What’s that Academy? You say this year’s winners in the male acting categories are more deserving than Grieco? Bullshit, I say! Pure bullshit. Let’s look at Best Supporting Actor, George Clooney. Please. Grieco was the sexiest man alive when Clooney was still sportin’ a mullet on “The Facts of Life” trying to get Blair to bang him in the back of the bookstore. That brings us to Best Actor, Phillip Seymour Hoffman. OK, so I can’t say anything bad about him. I mean, everything that guy does is gold. But ask yourself this Academy; does Phillip Seymour Hoffman have a blog dedicated to him that’s run by a somewhat crazed, incredibly bored 30 year-old who spends all of his free time watching crappy movies and yelling at the TV because he’s positive that if he could just get somebody to read his screenplay about the Russian sub captain and the hairdresser who open up a small clothing boutique together in SoHo he would be totally famous? No. No, he does not. And if Phillip Seymour Hoffman doesn’t have that going for him, how could he possibly be worthy of an Oscar?

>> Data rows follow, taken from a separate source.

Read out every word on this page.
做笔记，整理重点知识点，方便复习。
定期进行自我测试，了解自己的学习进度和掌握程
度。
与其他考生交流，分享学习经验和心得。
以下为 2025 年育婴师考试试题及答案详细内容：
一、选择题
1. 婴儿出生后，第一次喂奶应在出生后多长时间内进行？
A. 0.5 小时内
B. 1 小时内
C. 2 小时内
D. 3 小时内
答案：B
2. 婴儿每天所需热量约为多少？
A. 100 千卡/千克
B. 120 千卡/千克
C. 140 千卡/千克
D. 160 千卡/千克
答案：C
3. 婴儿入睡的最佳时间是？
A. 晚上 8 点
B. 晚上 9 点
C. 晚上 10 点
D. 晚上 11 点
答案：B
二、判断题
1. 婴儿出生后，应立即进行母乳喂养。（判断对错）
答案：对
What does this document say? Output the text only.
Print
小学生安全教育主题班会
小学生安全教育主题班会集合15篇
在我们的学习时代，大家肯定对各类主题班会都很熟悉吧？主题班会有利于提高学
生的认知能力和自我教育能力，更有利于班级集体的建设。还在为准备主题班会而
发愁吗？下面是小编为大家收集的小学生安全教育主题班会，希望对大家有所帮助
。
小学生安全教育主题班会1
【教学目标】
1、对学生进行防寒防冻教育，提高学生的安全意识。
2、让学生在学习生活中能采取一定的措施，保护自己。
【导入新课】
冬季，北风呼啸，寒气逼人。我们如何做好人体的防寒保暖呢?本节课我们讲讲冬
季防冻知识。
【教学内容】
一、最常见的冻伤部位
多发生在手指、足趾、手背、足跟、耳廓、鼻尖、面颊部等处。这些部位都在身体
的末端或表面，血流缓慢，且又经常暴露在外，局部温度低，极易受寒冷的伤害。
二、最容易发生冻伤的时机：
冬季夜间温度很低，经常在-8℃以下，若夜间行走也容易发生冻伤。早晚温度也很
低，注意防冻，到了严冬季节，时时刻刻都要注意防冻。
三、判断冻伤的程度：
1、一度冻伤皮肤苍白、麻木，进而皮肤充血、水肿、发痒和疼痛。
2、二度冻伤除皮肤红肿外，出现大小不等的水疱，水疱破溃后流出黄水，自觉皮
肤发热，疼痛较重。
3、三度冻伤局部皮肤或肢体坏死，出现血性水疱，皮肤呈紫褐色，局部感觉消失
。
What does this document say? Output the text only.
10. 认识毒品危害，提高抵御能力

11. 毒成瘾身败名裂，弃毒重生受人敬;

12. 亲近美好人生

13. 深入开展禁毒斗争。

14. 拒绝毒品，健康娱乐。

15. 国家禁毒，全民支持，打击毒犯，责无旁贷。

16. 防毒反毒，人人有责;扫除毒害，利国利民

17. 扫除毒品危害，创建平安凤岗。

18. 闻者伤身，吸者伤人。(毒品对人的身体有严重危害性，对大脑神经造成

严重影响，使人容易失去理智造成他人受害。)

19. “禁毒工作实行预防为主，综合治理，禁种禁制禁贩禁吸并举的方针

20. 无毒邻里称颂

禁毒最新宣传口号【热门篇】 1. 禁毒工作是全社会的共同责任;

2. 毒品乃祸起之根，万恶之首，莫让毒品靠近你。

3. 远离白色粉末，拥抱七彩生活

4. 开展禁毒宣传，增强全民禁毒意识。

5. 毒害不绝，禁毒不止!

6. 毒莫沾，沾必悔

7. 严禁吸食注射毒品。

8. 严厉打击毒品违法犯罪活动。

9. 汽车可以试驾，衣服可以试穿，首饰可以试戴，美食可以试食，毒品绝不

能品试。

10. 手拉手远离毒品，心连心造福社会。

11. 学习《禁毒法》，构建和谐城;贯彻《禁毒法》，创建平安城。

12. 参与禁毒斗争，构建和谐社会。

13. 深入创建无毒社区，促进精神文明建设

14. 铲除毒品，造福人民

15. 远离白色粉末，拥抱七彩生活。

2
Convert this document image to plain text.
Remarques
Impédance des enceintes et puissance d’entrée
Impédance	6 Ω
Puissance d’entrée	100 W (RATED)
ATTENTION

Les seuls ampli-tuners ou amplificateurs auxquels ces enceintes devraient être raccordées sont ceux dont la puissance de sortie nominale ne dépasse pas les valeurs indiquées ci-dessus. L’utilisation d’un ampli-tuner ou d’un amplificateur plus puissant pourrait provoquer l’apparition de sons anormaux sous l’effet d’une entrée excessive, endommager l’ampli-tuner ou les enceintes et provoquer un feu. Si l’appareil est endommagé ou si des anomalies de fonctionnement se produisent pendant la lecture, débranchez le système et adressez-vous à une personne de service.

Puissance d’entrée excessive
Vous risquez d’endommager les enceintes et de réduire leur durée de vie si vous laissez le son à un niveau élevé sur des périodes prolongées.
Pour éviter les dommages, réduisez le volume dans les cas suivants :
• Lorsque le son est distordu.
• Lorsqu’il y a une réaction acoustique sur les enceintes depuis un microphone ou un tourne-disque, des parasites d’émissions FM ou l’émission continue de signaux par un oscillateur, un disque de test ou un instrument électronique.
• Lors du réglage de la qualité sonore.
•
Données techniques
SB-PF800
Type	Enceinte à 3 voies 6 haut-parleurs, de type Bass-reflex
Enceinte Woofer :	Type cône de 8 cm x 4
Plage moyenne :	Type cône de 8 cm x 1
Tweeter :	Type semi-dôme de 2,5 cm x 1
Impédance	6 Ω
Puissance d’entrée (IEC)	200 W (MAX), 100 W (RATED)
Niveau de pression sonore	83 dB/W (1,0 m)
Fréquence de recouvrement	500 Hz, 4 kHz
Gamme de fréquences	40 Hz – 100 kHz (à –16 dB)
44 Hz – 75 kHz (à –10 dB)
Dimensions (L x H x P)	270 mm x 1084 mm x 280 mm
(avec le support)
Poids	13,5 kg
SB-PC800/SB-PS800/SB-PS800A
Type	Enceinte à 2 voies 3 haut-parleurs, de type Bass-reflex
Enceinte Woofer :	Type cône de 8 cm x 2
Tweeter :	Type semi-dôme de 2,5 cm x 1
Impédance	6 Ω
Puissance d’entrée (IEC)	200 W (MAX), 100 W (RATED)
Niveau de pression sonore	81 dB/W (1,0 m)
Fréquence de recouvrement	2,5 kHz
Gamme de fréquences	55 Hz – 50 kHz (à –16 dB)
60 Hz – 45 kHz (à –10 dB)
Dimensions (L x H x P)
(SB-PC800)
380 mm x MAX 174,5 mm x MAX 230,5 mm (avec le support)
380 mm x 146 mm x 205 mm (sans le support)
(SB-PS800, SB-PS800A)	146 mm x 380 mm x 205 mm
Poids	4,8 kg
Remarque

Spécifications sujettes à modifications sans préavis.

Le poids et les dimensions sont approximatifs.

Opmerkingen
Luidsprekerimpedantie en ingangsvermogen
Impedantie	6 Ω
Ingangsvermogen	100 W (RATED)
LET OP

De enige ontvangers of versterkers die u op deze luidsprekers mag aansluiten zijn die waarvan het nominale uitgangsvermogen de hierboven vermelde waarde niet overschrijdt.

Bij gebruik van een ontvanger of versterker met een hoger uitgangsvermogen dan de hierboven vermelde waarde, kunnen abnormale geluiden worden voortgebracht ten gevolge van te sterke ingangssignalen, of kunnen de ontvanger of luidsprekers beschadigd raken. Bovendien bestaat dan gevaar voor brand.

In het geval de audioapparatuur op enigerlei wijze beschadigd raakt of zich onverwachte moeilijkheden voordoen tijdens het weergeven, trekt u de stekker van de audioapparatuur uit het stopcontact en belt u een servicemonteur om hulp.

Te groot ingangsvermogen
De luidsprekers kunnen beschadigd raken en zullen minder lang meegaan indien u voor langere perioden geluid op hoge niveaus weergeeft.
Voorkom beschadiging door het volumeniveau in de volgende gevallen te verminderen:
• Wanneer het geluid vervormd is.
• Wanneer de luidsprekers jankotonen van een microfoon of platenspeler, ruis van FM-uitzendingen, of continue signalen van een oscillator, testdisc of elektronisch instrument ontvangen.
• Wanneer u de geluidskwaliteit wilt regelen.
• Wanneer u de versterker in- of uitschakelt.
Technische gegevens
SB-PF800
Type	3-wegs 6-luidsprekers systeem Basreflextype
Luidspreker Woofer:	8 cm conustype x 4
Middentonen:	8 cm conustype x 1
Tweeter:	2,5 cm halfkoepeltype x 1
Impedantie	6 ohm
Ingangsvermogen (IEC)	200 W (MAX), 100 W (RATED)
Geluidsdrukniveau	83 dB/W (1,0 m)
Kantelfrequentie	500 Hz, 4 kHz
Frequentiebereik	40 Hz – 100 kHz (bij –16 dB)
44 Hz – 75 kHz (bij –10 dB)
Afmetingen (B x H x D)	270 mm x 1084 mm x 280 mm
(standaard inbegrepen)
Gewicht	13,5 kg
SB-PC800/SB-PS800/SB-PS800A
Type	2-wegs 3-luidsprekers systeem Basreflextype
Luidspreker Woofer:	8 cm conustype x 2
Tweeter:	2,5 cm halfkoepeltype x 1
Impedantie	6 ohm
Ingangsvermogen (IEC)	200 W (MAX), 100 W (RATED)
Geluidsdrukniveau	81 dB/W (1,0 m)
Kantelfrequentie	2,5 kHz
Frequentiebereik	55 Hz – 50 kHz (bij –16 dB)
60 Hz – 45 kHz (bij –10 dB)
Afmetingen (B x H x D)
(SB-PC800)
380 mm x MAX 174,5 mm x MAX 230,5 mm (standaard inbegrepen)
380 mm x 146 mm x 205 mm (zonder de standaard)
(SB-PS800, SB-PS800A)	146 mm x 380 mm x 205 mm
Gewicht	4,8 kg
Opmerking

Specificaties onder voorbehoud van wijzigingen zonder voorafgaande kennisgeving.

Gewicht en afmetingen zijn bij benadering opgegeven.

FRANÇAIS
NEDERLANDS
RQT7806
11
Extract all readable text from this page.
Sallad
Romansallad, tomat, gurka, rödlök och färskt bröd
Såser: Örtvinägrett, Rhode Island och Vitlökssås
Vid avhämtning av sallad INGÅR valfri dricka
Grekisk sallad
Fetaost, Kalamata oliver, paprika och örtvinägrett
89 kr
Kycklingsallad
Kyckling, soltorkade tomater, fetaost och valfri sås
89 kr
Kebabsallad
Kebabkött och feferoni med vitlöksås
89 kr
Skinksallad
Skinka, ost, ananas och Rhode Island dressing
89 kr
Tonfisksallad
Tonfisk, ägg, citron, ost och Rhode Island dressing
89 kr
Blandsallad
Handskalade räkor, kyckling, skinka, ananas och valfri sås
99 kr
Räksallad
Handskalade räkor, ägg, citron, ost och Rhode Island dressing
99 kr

In closing, I would like to thank the members of the Academy. That’s right. Thank you. Thank you for proving once again that, despite your best efforts, Grieco will not simply go away. Nay! He will never go quietly into the night no matter how many times you pass him over. For now, even as you are snubbing him on this most special of eves, he is in post-production for Raiders of the Damned which is going to blow your freakin’ minds, and he is in pre-production for a piece entitled The Ghost Riders. It’s about dead outlaws who return from the depths of hell to wreak havoc upon a small town, so suck on that. If you ignore either of those films you might as well just be the Independent Spirit Awards.

Sincerely,

Michael Corben

P.S. Please find a copy of Hair Today, Gone Tomorrow: The Hunt for Dreads October enclosed. Thank you for your time and consideration. I look forward to hearing from you soon.

1 comment:

Anonymous said...

Your last name is Corben? And all this time I thought I was living with a guy named "#5". I feel so used.